Based on the McKinsey Quarterly report, there are guiding principles for agentic AI security. These are:

  • Pre-deployment phase: Updating risk assessment techniques by creating AI governance; maintaining centralized AI portfolio management to prevent unchecked proliferation; building compliance with evolving regulations such as GDPR, ECOA, and local AI laws; upgrading AI policies for agentic systems, including IAM and third-party interactions; and guaranteed the capability of AI security personnel, threat modeling, and governance.
  • Phase of deployment: Controlling access and behavior, guaranteed traceability, establishing contingency planning, and secure agent-to-agent interactions through authentication, logging, and permission management.

AI Bubble

These days in Silicon Valley, entrepreneurs are speculating whether the tech world is heading toward another bubble like the one seen in the 1990s.
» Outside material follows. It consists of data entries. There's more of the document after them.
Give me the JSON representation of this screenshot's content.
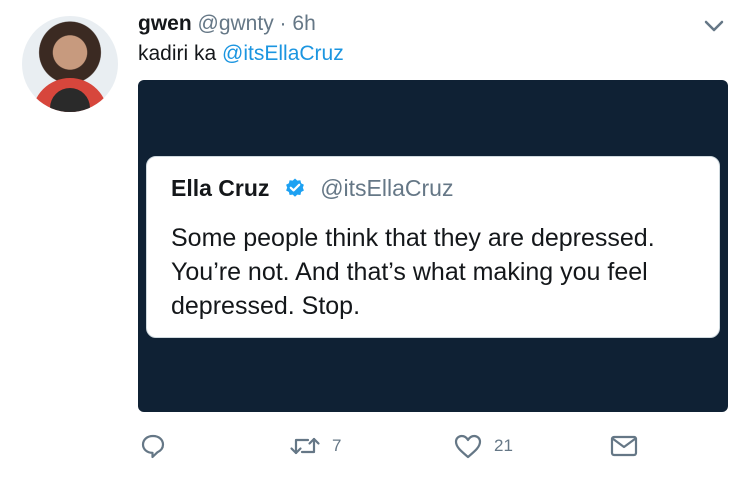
{
  "author": {
    "name": "gwen",
    "handle": "@gwnty",
    "separator": "·",
    "time": "6h"
  },
  "tweet": {
    "text": "kadiri ka",
    "mention": "@itsEllaCruz"
  },
  "quoted_tweet": {
    "name": "Ella Cruz",
    "handle": "@itsEllaCruz",
    "text": "Some people think that they are depressed. You’re not. And that’s what making you feel depressed. Stop."
  },
  "actions": {
    "retweet_count": "7",
    "like_count": "21"
  },
  "colors": {
    "link": "#1b95e0",
    "muted": "#657786",
    "media_bg": "#0f2134",
    "verified": "#1da1f2"
  },
  "icons": [
    "reply-icon",
    "retweet-icon",
    "like-icon",
    "share-icon",
    "chevron-down-icon",
    "verified-badge-icon"
  ]
}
In the US, AI-related enterprises have accounted for 80% of the gains, with estimated global spending on AI expected to reach a whopping $1.5 trillion. Warnings regarding a potential AI bubble have come from the Bank of England, the IMF, as well as JP Morgan.

Source: A Historical Overview of AI Winter Cycles

AI Winter and AI Summer are terms used to describe the historical cycles of AI development.  AI Summer is a time of increased interest and investment in AI, while AI Winter is a time of decreased interest and investment.  The first AI Summer was through the period of 1950s and 60s, 1970s saw an AI Winter, the 1980s saw another AI Summer, and the late 1980s and early 1990s saw yet another AI Winter. With the growth of machine learning after 2000, AI entered another summer. Deep learning then accelerated further in the 2010s, and generative and agentic AI are currently enjoying an AI Summer in the 2020s.

In conclusion

Technologically and economically, we are moving on a linear path. Therefore, AI is unavoidable but equally requires safety and resilience frameworks. To avoid catastrophes, organizations must strike a balance between innovation and risk management through proactive controls and governance.